PS - shout out for The Expanse
 
Rocky,
I initially started taping Rush because I saw bootleg silver CDs of the band at local record stores, but they were either rip-offs of the official live Rush VHS tapes, or common re-boots of older shows (like Pinkpop, or the Agora broadcasts). I never saw any those "protection gap" live CDs from a more contemporary Rush tour back then and I wasn't plugged into any Rush trading circles, so I figured I'd have to make my own recordings.

Also, I had started visiting record conventions around northeast Ohio in the early '90s and saw all these guys selling live tapes they'd recorded themselves, but never any Rush from the Cleveland area. I met this hippie-ish older guy who frequented the convention circuit and had taped a lot of shows around Pittsburgh. I was a dumb early 20-something, but he was friendly and gave great advice on the basics of live taping. He was probably my Obi-Wan -- he was the great master of live taping -- though, in this story I'm probably less of a Skywalker and more of a Jar Jar. (edit: I'm pretty sure a couple of Hippie-ish Older Guy's live tapes of Rush from Pittsburgh are here on the Archives.)

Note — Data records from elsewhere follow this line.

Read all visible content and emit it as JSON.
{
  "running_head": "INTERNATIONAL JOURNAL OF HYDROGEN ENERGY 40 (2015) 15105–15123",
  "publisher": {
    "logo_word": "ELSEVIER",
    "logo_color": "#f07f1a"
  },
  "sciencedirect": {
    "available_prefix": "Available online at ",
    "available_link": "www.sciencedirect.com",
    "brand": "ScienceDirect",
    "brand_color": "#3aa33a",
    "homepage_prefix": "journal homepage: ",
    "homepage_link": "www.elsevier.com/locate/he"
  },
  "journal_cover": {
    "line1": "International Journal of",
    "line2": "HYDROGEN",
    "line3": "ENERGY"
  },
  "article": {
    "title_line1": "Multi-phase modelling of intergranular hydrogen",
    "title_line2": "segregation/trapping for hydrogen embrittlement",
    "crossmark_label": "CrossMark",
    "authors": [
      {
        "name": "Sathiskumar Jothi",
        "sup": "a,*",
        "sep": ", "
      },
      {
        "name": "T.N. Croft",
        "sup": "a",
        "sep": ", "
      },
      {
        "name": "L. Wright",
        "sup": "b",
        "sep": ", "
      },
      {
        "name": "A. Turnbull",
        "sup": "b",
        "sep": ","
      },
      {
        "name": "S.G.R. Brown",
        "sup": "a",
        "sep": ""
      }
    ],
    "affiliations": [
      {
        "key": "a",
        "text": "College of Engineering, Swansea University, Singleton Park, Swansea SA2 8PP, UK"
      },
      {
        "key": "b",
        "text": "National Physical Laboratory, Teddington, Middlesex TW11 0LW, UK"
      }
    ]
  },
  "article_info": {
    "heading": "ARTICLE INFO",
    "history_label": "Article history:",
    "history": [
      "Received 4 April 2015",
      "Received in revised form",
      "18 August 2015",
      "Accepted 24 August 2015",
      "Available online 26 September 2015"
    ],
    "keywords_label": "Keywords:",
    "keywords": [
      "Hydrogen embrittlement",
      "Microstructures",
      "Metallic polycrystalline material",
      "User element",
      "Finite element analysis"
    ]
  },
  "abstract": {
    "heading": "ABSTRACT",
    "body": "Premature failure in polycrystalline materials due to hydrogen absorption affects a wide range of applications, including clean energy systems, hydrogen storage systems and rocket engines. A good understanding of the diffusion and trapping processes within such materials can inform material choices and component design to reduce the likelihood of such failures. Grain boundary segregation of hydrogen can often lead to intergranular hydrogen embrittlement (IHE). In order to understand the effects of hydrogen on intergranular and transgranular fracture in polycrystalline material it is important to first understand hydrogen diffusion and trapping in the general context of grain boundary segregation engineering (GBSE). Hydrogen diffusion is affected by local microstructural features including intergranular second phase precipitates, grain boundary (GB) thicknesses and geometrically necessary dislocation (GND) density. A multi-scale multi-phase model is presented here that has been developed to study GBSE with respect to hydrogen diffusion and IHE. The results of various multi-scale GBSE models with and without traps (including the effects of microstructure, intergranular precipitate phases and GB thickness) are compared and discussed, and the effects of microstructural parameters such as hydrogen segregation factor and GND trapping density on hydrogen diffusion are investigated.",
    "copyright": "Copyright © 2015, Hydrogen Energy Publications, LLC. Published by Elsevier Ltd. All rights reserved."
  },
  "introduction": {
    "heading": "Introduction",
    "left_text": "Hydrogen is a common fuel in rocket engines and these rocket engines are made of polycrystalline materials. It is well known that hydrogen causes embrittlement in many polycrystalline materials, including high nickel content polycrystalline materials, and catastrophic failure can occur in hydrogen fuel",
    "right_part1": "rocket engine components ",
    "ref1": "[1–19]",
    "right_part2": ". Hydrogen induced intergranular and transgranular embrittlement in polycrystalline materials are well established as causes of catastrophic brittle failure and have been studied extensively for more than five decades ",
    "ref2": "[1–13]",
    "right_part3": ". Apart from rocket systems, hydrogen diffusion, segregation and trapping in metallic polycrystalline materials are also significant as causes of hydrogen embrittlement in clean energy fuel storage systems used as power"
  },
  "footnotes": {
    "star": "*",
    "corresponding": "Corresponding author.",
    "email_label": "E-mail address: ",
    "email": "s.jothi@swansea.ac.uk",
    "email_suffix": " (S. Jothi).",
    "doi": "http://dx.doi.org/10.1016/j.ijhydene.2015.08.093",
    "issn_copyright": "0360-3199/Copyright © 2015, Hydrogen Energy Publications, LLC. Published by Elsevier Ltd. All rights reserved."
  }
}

I was also into live taping death metal bands in the early/mid '90s. My gear was getting upgraded and death metal shows gave me lots of practice with taping. As some of those bands' classic lineups began to lose important members, I realized I had captured little pieces of the bands' histories. With Rush it was a similar motivation: to capture that moment in time.